A colmeia se chocou contra o chão, partindo-se em milhares de pedaços. Laila e Titânia foram arremessadas para longe, caindo em meio à lama e às folhas molhadas. Laila estava atordoada; seu diadema de rosas vermelhas voou de sua cabeça, caindo a alguns centímetros de si, e seu vestido de pétalas de narcisos ficou completamente imundo. Olhou em volta e ficou mais apavorada do que nunca. A chuva caía em pesadas gotas, capazes de grande dano a pequenas abelhas. O vento soprava forte, fazendo as árvores se curvarem no escuro da noite. Laila estava jogada na lama, sentido que estava ficando cada vez mais presa. O diadema estava em uma folha à sua frente, preso apenas por uma gotícula de água. Laila arrastou-se pela lama, temendo ficar presa nela enquanto as gotas caiam em cima de sua cabeça. O vento soprava forte, o que dificultava ainda mais o seu avanço.
Quando finalmente conseguiu subir na folha e se livrar da lama, pegou o diadema e prendeu-o firme em seu cinto.
— Princesa Laila! - ouviu a voz de Titânia e procurou pela soldado - Onde está a senhora?!
Laila procurou pela outra abelha. Sabia que Titânia seria capa de mantê-la segura. Quando finalmente viu Titânia, ela estava a pelo menos um metro de distância, de pé sobre um galho. As gotas se chocavam contra sua cabeça, mas ela as ignorava para procurar pela princesa, tão forte era a soldado.
— Estou aqui! - Laila gritou e levantou as mãos.
Titânia a viu, e com uma expressão determinada, avançou sobre folhas e lama. Laila sabia que Titânia a manteria segura quando chegasse até ela. Agarrou-se ao cabo da folha e esperou, tentando resistir às gotas que se chocavam contra ela e estouravam à sua volta. Titânia estava agora a apenas dez centímetros de sua folha, e Laila pretendia agarrar-se a ela e deixar que a soldado a levasse para algum lugar seguro.
Foi quando o vento se intensificou, rugindo como uma fera. Titânia foi lançada ao chão pela súbita rajada, e a folha onde Laila se refugiara tremeu, balançou e por fim foi levantada no ar. Laila agarrou-se ao cabo da folha com todas as suas forças enquanto subia no céu, rodopiando e sendo erguida acima das copas das árvores. Viu com desespero a floresta de Gaia lá embaixo, sendo levada cada vez mais para longe de lugares conhecidos.

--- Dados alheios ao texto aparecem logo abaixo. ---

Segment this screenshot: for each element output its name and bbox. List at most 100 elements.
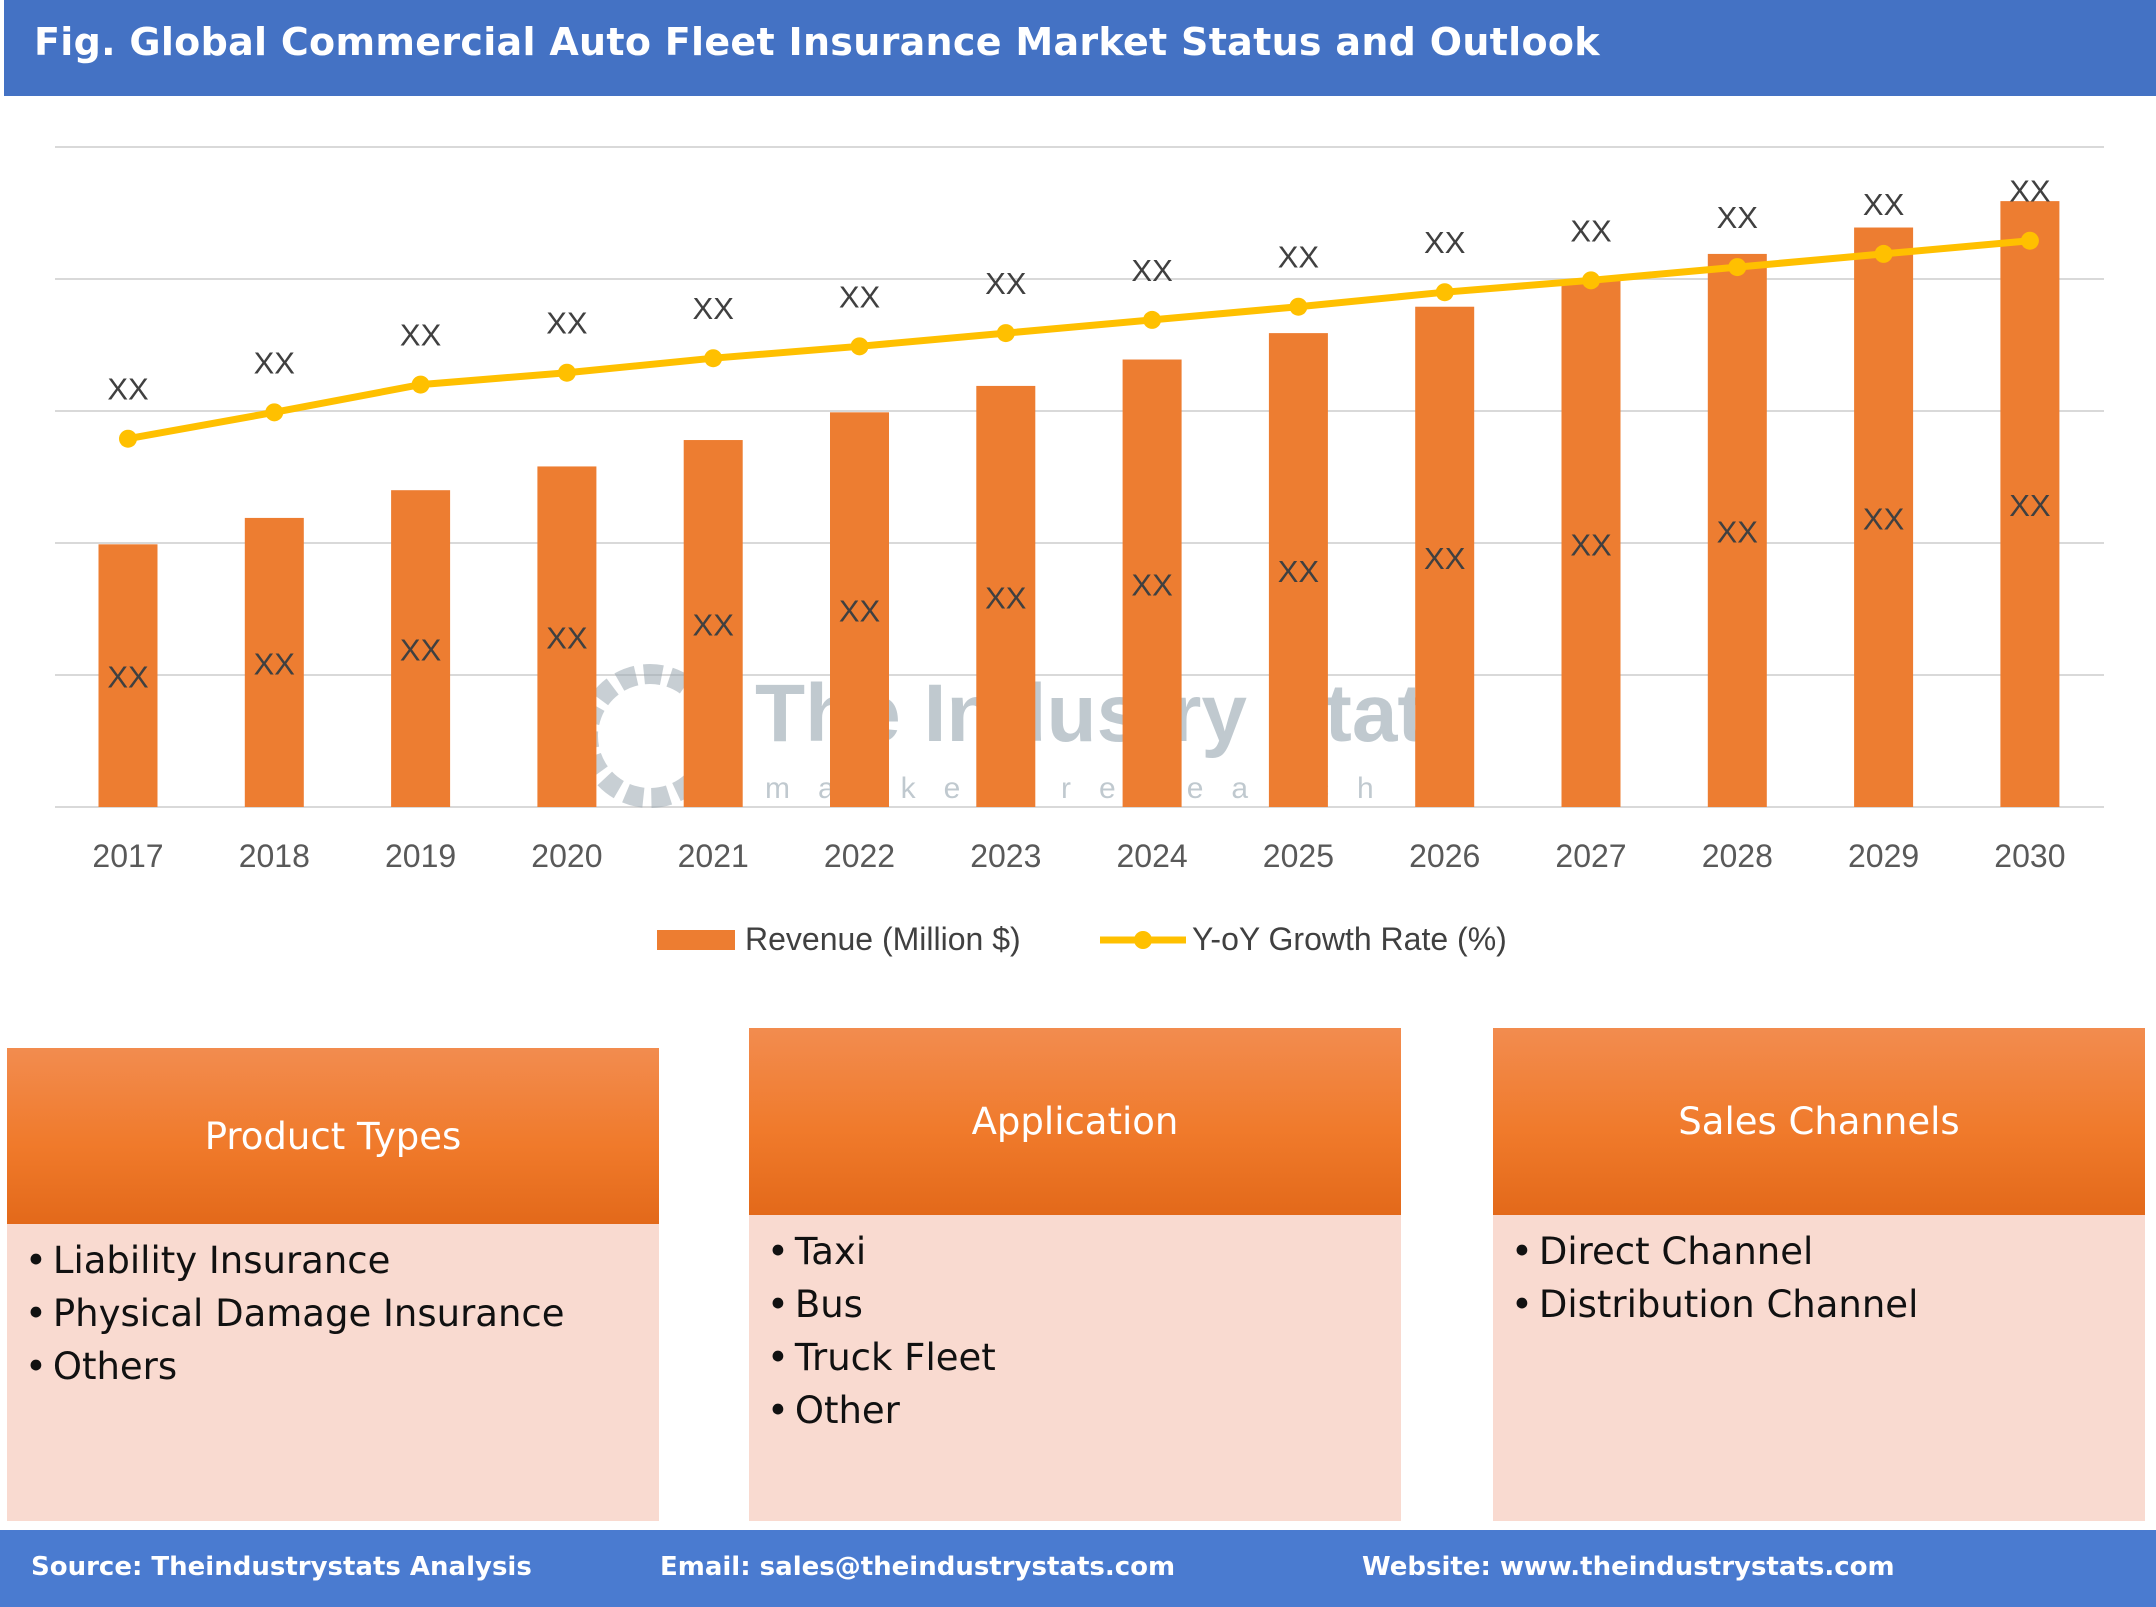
- list-item: Others: [25, 1340, 649, 1393]
- list-item: Bus: [767, 1278, 1391, 1331]
- growth-point: [265, 403, 284, 422]
- bar-data-label: XX: [985, 580, 1027, 615]
- x-tick-label: 2027: [1555, 838, 1626, 874]
- x-tick-label: 2029: [1848, 838, 1919, 874]
- bar: [2000, 201, 2060, 807]
- bar-data-label: XX: [2009, 488, 2051, 523]
- growth-point: [1289, 297, 1308, 316]
- growth-point: [1582, 271, 1600, 290]
- growth-point: [1874, 244, 1893, 263]
- growth-point: [411, 375, 430, 394]
- legend-label-growth: Y-oY Growth Rate (%): [1192, 921, 1507, 957]
- footer-website[interactable]: Website: www.theindustrystats.com: [1362, 1552, 1895, 1582]
- segment-list: Liability Insurance Physical Damage Insu…: [25, 1234, 649, 1393]
- segment-product-types: Product Types Liability Insurance Physic…: [7, 1048, 659, 1521]
- bar: [244, 517, 304, 807]
- line-data-label: XX: [693, 291, 735, 326]
- bar-data-label: XX: [1863, 501, 1905, 536]
- bar: [976, 385, 1036, 807]
- x-tick-label: 2017: [92, 838, 163, 874]
- line-data-label: XX: [1131, 253, 1173, 288]
- line-data-label: XX: [254, 345, 296, 380]
- bar: [537, 466, 597, 807]
- line-data-label: XX: [2009, 174, 2051, 209]
- bar-data-label: XX: [1131, 567, 1173, 602]
- growth-series: [119, 231, 2039, 448]
- bar: [1122, 359, 1182, 807]
- bar-data-label: XX: [546, 621, 588, 656]
- line-data-label: XX: [400, 318, 442, 353]
- x-tick-label: 2019: [385, 838, 456, 874]
- list-item: Other: [767, 1384, 1391, 1437]
- bar-data-label: XX: [839, 594, 881, 629]
- list-item: Truck Fleet: [767, 1331, 1391, 1384]
- growth-point: [1728, 258, 1747, 277]
- bar-data-label: XX: [1278, 554, 1320, 589]
- line-data-label: XX: [1424, 225, 1466, 260]
- bar-data-label: XX: [1570, 528, 1612, 563]
- segment-list: Taxi Bus Truck Fleet Other: [767, 1225, 1391, 1437]
- footer: Source: Theindustrystats Analysis Email:…: [0, 1530, 2156, 1607]
- line-data-label: XX: [1863, 187, 1905, 222]
- growth-point: [850, 337, 869, 356]
- bars: [98, 201, 2060, 808]
- x-axis-ticks: 2017 2018 2019 2020 2021 2022 2023 2024 2025 2026…: [92, 838, 2065, 874]
- bar: [1854, 227, 1914, 807]
- line-data-label: XX: [1570, 213, 1612, 248]
- data-labels: XX XX XX XX XX XX XX XX XX XX XX XX XX XX XX XX XX XX XX XX…: [107, 174, 2051, 695]
- x-tick-label: 2020: [531, 838, 602, 874]
- line-data-label: XX: [985, 266, 1027, 301]
- growth-point: [996, 324, 1015, 343]
- bar: [683, 440, 743, 807]
- line-data-label: XX: [839, 279, 881, 314]
- x-tick-label: 2021: [678, 838, 749, 874]
- bar-data-label: XX: [693, 608, 735, 643]
- growth-point: [1435, 283, 1454, 302]
- bar: [391, 490, 451, 807]
- bar-data-label: XX: [107, 660, 149, 695]
- footer-email[interactable]: Email: sales@theindustrystats.com: [660, 1552, 1176, 1582]
- footer-source: Source: Theindustrystats Analysis: [31, 1552, 532, 1582]
- bar: [1415, 306, 1475, 807]
- x-tick-label: 2028: [1702, 838, 1773, 874]
- segment-title: Sales Channels: [1493, 1028, 2145, 1215]
- line-data-label: XX: [546, 306, 588, 341]
- segment-title: Application: [749, 1028, 1401, 1215]
- bar-data-label: XX: [400, 633, 442, 668]
- growth-point: [2020, 231, 2039, 250]
- legend: Revenue (Million $) Y-oY Growth Rate (%): [657, 921, 1507, 957]
- segment-list: Direct Channel Distribution Channel: [1511, 1225, 2135, 1331]
- growth-point: [119, 429, 137, 448]
- bar: [98, 544, 158, 807]
- list-item: Liability Insurance: [25, 1234, 649, 1287]
- segment-application: Application Taxi Bus Truck Fleet Other: [749, 1028, 1401, 1521]
- list-item: Physical Damage Insurance: [25, 1287, 649, 1340]
- list-item: Distribution Channel: [1511, 1278, 2135, 1331]
- line-data-label: XX: [107, 372, 149, 407]
- bar: [1561, 280, 1621, 807]
- bar-data-label: XX: [1424, 541, 1466, 576]
- growth-point: [1143, 310, 1162, 329]
- segment-title: Product Types: [7, 1048, 659, 1224]
- page-title: Fig. Global Commercial Auto Fleet Insura…: [34, 20, 1600, 64]
- legend-marker-growth: [1134, 931, 1152, 949]
- legend-swatch-revenue: [657, 930, 735, 950]
- combo-chart: The Industry Stats market research XXXXX…: [55, 146, 2104, 957]
- title-bar: Fig. Global Commercial Auto Fleet Insura…: [4, 0, 2156, 96]
- growth-line: [127, 237, 2031, 443]
- x-tick-label: 2025: [1263, 838, 1334, 874]
- x-tick-label: 2023: [970, 838, 1041, 874]
- growth-point: [557, 363, 576, 382]
- legend-label-revenue: Revenue (Million $): [745, 921, 1021, 957]
- line-data-label: XX: [1278, 240, 1320, 275]
- line-data-label: XX: [1717, 200, 1759, 235]
- list-item: Direct Channel: [1511, 1225, 2135, 1278]
- growth-point: [704, 349, 723, 368]
- bar-data-label: XX: [1717, 514, 1759, 549]
- bar: [1268, 333, 1328, 807]
- segment-sales-channels: Sales Channels Direct Channel Distributi…: [1493, 1028, 2145, 1521]
- bar: [1707, 253, 1767, 808]
- x-tick-label: 2024: [1117, 838, 1188, 874]
- x-tick-label: 2022: [824, 838, 895, 874]
- x-tick-label: 2026: [1409, 838, 1480, 874]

Apenas muitos metros à frente a folha começou a cair, e com um frio na barriga, Laila soube que a queda seria terrível.
Chocou-se contra as copas das árvores, sendo lançada longe de sua folha e por fim caindo entre uma densa vegetação espinhenta de coroas-de-cristo. Felizmente nenhum dos espinhos a feriu, e ela pode se arrastar para baixo de um dos galhos cheios de espinhos e permanecer quieta, esperando pelo fim da tempestade.
Aquela foi a noite mais longa de Laila, e quando o dia raiasse saberia que sua situação era muito pior do que imaginara.